NOTE ON EXTRA CREDIT: Aside from the Intro Assignment, there will be NO extra credit assignments in this class...EVER....FOR ANY REASON....so PLEASE DO NOT ASK! If you do all the assignments as instructed above there will be no need for extra credit anyway!
EMERGENCY OR INTERRUPTION IN COMPUTER SERVICE POLICY: Prepare for unexpected problems and emergencies. Understand that problems and glitches do occur in online learning, as they do in any learning environment. Have a back-up plan, such as using the computers at a local library, for submitting assignments in case your computer crashes or your service is interrupted. "Computer Problems" will not be acceptable as an excuse for late or missing work.
TECHNICAL SUPPORT INFORMATION:
(Contact the Help Desk email@example.com or phone 315-386-7448. The Help Desk is open Monday-Friday, 8 am -5 pm).
Students who simply stop taking the class without withdrawing properly will be given an "F" at the end of the semester. It is YOUR responsibility to see your advisor and withdraw properly from the class.

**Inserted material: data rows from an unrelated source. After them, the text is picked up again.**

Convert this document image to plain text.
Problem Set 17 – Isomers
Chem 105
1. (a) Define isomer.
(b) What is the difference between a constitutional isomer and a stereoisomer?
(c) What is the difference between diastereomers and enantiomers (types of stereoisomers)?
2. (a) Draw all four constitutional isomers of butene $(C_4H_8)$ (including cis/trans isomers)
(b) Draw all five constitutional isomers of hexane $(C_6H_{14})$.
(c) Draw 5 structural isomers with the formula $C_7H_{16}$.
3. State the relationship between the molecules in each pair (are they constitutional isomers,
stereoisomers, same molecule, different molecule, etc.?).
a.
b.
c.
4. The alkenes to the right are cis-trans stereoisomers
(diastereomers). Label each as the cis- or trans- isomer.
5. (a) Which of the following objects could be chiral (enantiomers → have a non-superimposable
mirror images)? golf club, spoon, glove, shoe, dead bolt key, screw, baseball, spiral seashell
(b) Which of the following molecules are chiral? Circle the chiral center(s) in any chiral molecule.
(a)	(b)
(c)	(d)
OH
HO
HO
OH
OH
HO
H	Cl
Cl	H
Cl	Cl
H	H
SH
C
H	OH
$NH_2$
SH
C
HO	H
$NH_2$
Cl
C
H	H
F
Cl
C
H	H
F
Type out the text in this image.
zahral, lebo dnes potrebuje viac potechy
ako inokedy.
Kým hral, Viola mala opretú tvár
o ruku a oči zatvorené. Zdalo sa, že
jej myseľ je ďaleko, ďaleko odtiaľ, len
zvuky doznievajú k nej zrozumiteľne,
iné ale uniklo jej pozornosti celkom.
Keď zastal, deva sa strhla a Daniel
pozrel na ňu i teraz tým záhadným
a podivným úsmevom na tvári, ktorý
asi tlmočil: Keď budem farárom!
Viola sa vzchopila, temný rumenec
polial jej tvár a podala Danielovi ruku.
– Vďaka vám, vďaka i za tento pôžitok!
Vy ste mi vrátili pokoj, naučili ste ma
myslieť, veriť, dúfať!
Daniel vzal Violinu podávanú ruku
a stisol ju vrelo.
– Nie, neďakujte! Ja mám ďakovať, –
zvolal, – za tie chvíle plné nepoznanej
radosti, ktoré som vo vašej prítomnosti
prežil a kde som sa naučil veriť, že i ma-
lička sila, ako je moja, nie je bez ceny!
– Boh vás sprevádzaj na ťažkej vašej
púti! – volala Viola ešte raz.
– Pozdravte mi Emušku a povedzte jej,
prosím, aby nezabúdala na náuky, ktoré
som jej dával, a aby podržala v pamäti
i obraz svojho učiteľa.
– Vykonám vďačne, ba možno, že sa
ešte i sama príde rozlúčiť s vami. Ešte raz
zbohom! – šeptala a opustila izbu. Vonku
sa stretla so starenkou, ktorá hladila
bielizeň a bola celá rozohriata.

ACADEMIC CONDUCT: Students are expected to comply with all academic and behavioral standards established in the SUNY Canton Code of Student, Rights, and Responsibilities (Code). The Code is published in the Student Handbook and is accessible from the SUNY Canton homepage (www.canton.edu). Print copies can be obtained in the Dean of Student's Office (Faculty Office Bldg. 604).
ACCESSIBILITY POLICY: Any student with a documented disability who is eligible for, or has questions regarding accommodations, should contact the office of Student Accessibility Services at: 315-386-7392 or firstname.lastname@example.org
COURSE ASSIGNMENT SCHEDULE
Intro Assignment: 26 December
First Discussion: 28 December
First Quiz: 28 Dec-1 January
Second Discussion: 3 January
First Analytical Essay: 3 January
Second Quiz: 3-7 January
Third Discussion: 9 January
Third Quiz: 9-13 January
Fourth Discussion: 15 January
Second Analytical Essay: 15 January
Fourth Quiz: 15-19 January
THE INSTRUCTOR HAS THE RIGHT TO MODIFY ANY SECTION OF THE SYLLABUS. EACH STUDENT IS RESPONSIBLE TO READ AND UNDERSTAND THE SYLLABUS.